The proposal would be debated next week by the House Financial Services Committee, headed by Massachusetts Democratic Rep. Barney Frank, it said. "We will regulate mortgage brokers," Frank told the FT in an interview.

Members of Congress hope to make the financial institutions that buy mortgages and create mortgage-backed securities share some of the liability that could arise if mortgages are mis-sold to borrowers who fail to meet payments, the newspaper said.

The plan could trim the flow of finance from the capital markets into the mortgage sector, according to the FT.

It said such flows had been blamed for lending practices that developed in the subprime market in the past few years.

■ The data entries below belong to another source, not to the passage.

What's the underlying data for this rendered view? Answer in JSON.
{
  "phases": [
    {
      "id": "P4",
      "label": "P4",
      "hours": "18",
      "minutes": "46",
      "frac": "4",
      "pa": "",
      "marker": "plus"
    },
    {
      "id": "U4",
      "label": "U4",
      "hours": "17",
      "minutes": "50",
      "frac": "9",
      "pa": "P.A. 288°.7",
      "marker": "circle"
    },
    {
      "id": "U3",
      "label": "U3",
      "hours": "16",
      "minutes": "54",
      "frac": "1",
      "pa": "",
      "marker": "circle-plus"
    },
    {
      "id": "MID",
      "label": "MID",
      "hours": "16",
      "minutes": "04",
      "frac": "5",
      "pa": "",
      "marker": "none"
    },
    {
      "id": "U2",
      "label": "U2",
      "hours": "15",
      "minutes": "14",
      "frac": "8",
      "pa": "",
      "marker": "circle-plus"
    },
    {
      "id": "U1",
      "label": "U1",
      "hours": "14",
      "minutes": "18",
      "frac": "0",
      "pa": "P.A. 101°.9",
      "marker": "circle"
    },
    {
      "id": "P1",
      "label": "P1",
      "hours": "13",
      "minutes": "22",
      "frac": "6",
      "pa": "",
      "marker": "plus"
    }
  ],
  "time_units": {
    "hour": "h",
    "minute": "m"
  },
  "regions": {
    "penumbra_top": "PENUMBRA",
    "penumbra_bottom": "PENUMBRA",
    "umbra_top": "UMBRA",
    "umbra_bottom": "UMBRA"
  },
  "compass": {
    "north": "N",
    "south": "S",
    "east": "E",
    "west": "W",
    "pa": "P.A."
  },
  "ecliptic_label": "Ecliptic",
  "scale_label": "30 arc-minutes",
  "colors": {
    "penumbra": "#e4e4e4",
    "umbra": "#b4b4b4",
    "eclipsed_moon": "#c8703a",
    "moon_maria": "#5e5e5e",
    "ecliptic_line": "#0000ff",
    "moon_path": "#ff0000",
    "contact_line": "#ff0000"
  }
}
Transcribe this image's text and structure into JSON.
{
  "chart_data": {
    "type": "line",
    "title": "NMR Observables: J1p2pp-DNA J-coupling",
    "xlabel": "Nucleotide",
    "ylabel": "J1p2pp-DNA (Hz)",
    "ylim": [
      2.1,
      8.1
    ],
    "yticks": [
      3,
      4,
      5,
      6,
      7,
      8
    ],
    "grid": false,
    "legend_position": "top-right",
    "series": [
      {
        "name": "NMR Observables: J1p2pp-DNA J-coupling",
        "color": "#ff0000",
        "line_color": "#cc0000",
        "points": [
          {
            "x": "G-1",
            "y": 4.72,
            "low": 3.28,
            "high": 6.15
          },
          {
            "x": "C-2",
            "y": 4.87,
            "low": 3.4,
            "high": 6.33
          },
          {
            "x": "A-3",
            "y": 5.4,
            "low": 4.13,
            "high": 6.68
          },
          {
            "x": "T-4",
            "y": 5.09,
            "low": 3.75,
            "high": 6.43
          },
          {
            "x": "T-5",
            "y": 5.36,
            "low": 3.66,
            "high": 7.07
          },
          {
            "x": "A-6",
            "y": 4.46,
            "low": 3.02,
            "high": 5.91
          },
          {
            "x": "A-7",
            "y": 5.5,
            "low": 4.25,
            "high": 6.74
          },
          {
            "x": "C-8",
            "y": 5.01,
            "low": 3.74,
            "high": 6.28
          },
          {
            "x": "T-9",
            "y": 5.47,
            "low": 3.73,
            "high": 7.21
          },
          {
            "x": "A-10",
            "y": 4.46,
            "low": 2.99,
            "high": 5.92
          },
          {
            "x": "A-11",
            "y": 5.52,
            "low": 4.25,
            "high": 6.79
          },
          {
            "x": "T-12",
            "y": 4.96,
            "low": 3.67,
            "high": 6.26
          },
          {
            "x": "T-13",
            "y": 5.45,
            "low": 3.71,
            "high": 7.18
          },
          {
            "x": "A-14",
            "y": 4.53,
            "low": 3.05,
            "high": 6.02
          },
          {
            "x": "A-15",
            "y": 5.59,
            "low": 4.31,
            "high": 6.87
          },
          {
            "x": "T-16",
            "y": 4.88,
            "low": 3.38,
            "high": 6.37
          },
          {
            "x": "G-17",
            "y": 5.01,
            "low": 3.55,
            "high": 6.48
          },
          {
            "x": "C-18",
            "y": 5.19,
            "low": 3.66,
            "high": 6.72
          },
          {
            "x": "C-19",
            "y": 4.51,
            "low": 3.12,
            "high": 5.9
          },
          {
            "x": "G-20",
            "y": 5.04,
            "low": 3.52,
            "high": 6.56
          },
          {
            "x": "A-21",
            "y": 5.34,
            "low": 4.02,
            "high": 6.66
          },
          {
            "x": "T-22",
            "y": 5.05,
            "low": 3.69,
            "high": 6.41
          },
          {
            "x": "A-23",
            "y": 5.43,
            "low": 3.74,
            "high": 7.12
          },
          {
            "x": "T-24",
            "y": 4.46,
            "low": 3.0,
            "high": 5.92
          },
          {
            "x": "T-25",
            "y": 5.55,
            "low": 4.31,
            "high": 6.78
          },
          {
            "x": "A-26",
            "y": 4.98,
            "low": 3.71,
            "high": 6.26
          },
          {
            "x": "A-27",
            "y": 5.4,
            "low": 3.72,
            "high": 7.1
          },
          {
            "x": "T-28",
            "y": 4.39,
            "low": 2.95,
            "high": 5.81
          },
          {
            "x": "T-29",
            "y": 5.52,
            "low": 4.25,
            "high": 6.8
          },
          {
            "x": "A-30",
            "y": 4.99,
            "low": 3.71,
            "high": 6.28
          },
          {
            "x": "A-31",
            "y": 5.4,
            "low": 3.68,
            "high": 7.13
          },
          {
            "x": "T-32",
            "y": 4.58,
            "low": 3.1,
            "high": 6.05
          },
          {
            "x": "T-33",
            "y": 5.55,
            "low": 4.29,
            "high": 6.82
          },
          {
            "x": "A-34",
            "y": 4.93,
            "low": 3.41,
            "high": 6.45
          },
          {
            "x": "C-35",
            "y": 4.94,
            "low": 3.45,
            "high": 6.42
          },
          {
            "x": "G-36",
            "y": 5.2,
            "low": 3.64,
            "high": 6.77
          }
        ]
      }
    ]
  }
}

The Securities Industry and Financial Markets Association criticized the proposal, the FT said. It quoted the industry body as saying: "Any legislative response should curtail abusive practices while not restricting the availability of credit or harming legitimate secondary market activity."

Frank, however, said he hoped the measures would be passed by the end of this year, the FT reported.

"It is no part of my concern whether investment banks make money ... the purpose of housing finance is to get people in houses, not to finance the U.S. financial markets," he said.

"Securitisation has not been an unalloyed good thing. We have a situation where unregulated entities have made these loans and no one now is responsible for it. There is a complete absence of any place to look when things go wrong."

The FT also quoted Frank as saying his committee was mulling whether government-related entities should help restructure some private sector subprime mortgages and related securities.

"We are in the process of talking to (government-chartered mortgage groups) Freddie Mac and Fannie Mae about what type of instrument they may come up with," he said.

"They may be willing to take something of a haircut to stop the market from collapsing."